International developed markets provided half the fund's modest gain, reflecting central bank action in Japan and renewed appetite for European equities amid Middle East stabilization. Emerging markets detracted slightly as China and Taiwan softened the broader emerging-market picture despite gains in South Korea and India. For a long-term holder, a session where one sleeve carries the load while others remain subdued is routine market rhythm; the fact that no sleeve fell sharply keeps the overall picture balanced.

Signals

  • 01

    Japan hits 70,000 on BOJ rate hike

    The Bank of Japan raised rates to 1% and Japan's Nikkei 225 topped 70,000 for the first time, cementing a historic level amid stabilizing Middle East dynamics.
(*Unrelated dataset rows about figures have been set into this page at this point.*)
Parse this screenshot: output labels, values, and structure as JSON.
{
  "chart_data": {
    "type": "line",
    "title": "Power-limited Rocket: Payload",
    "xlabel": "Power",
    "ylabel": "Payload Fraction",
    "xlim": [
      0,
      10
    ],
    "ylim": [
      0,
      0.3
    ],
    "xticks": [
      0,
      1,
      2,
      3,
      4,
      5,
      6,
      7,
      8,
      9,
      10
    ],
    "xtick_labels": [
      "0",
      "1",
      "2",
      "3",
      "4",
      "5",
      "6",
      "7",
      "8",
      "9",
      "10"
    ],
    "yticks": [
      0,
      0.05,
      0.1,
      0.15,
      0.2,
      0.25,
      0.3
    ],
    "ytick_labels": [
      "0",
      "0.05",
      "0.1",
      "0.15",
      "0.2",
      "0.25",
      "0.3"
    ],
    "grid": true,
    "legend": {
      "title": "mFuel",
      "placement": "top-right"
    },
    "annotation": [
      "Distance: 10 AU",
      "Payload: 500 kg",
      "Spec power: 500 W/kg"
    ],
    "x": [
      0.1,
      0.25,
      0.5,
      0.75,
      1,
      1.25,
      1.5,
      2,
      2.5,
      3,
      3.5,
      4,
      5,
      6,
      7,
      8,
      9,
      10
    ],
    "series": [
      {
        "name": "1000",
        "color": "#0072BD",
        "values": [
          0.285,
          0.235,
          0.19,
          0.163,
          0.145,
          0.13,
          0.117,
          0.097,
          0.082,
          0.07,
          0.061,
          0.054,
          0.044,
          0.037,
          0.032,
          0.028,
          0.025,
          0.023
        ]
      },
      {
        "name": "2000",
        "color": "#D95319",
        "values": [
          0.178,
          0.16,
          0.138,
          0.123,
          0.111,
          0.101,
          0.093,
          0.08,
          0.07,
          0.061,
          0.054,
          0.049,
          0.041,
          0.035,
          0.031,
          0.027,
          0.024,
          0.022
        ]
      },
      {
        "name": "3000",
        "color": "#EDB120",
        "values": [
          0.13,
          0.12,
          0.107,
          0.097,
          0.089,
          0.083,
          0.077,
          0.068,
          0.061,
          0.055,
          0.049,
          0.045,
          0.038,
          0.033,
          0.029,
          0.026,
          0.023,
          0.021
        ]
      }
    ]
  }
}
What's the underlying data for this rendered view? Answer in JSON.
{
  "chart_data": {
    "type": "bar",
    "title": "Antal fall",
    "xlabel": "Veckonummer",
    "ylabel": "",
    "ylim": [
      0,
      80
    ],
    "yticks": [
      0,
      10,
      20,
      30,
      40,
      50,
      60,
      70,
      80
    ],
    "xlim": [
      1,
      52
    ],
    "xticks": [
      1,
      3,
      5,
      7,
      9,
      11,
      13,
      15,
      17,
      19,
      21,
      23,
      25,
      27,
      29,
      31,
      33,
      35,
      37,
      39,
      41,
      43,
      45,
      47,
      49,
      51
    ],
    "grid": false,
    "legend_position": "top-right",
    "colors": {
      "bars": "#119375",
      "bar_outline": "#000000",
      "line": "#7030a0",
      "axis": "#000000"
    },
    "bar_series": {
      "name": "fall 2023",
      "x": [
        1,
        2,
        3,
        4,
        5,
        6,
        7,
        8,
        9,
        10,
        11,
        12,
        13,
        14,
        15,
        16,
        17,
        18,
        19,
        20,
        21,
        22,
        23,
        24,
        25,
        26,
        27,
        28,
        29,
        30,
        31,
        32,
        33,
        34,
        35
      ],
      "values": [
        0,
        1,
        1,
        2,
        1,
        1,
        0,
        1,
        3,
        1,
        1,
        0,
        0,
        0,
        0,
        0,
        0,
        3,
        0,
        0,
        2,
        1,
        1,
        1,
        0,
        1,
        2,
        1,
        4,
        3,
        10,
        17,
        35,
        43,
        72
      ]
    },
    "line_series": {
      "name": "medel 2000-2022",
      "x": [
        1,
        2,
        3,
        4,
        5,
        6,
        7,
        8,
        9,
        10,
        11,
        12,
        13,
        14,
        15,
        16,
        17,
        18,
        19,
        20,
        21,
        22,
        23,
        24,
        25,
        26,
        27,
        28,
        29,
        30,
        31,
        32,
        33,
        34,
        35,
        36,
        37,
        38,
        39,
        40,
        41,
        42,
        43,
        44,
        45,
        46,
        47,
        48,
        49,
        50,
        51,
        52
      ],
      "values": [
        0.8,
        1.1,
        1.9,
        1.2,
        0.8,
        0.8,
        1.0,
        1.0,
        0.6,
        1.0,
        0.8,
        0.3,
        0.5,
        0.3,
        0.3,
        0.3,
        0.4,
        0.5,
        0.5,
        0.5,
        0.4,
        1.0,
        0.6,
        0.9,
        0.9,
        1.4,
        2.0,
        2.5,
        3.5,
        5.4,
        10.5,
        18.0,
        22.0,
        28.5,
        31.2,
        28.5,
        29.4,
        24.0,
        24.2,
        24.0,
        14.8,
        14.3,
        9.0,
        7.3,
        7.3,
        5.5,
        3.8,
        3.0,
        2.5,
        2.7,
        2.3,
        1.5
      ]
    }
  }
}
For a long-term holder, this signals that developed-market central banks are comfortable tightening and that markets can absorb rate increases when geopolitical and commodity volatility ease.

  • 02

    Oil decline alleviates rate and inflation risk

    Oil prices fell 3% and dipped below $80 per barrel, signalling reduced stagflation concerns and relief in energy-importing economies. This supports a scenario where rate-sensitive sectors like financials benefit while commodity producers like Canadian energy face headwinds, a divergence visible in today's sleeve returns.

  • 03

    Emerging Asia softness despite peace deal

    China and Taiwan were the main drags in emerging markets despite the U.S.-Iran peace agreement, suggesting that geopolitical relief is not yet translating to Chinese stimulus expectations or semiconductor demand in Asia. This bifurcation between developed-market optimism and emerging-market caution is worth watching for signs of divergence in the recovery's breadth.